Editor: Gabriele Saretzki
PMCID: PMC5384180  PMID: 28264499

Abstract

The telomerase ribonucleoprotein complex has a pivotal role in regulating the proliferation and senescence of normal somatic cells as well as cancer cells. This complex is comprised mainly of telomerase reverse transcriptase (TERT), telomerase RNA component (TERC) and other associated proteins that function to elongate telomeres localized at the end of the chromosomes. While reactivation of telomerase is a major hallmark of most cancers, together with the synergistic activation of other oncogenic signals, deficiency in telomerase and telomeric proteins might lead to aging and senescence-associated disorders. Therefore, it is critically important to understand the canonical as well as non-canonical functions of telomerase through TERT to develop a therapeutic strategy against telomerase-related diseases. In this review, we shed light on the regulation and function of telomerase, and current therapeutic strategies against telomerase in cancer and age-related diseases.

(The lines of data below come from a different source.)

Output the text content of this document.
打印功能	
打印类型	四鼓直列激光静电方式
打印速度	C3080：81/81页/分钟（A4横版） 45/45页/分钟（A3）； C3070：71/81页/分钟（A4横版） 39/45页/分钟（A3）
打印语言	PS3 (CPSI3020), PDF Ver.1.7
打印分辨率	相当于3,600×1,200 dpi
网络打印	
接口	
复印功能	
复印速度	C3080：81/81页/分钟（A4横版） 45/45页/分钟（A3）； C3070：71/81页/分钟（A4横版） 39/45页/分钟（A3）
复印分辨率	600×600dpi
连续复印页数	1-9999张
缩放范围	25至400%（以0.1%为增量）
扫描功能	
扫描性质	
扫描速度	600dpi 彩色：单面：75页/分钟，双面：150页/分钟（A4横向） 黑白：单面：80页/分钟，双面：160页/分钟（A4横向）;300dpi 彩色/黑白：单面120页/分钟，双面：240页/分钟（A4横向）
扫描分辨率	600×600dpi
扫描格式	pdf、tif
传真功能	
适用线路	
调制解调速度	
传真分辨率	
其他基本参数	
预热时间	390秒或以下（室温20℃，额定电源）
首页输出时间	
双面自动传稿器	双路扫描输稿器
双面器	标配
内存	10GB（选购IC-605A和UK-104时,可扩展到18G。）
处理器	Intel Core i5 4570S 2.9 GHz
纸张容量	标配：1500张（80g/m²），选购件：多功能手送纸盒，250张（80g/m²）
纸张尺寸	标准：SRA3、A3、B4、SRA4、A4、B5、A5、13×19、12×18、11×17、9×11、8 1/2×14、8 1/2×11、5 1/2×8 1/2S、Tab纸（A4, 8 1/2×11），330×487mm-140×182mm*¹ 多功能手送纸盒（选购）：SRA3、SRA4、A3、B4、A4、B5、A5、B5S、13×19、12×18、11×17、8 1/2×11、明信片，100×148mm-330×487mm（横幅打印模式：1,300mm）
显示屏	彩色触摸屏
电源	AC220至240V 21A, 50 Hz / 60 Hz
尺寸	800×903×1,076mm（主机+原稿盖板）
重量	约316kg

Keywords: telomerase, telomerase reverse transcriptase (TERT), hTERT promoter mutations, telomerase RNA component (TERC), telomere, cancer, age-related diseases

1. Introduction

Telomeres are short, non-protein coding hexanucleotide repeats of TTAGGG which localize at the end of the chromosomes in association with protective proteins collectively termed shelterin. The shelterin complex comprising Telomere Repeat Factor 1 (TRF1), Telomere Repeat Factor 2 (TRF2), Repressor/Activator Protein 1 (RAP1), Protection of Telomere 1 (POT1), Tripeptidyl-peptidase 1 (TPP1), TRF1- and TRF2-Interacting Nuclear Protein 2 (TIN2) provides protection against DNA damage signals, DNA recombination or DNA end-joining processes which may trigger chromosomal instability [1]. In somatic cells, telomeres shorten after each cell division [2], because the gap between the final RNA primer and end of the chromosome cannot be completed in the strand where replication is performed by Okazaki fragments, and 3’ overhangs occur [3]. This progressive telomere shortening following each cycle of cell division is commonly known as the “end replication problem” and when telomeres become critically short, cells undergo a senescent state termed “Hayflick limit”. They can live for years without division in this state [4], before encountering another barrier called “crisis” where a vast majority of cells undergo cell death. Pre-malignant cells can pass this barrier by regulating telomere length and they can become tumorigenic by acquiring oncogenic changes such as lack of function of cell cycle checkpoints as well as tumor suppressors. The length of telomeres is majorly regulated by the activation of telomerase or, in rare cases, by alternative lengthening of telomeres (ALT) mechanisms involving homologous recombination [5]. Since the dominant regulation mechanism of telomeres is dependent on the telomerase activity, we focus on telomerase in this review.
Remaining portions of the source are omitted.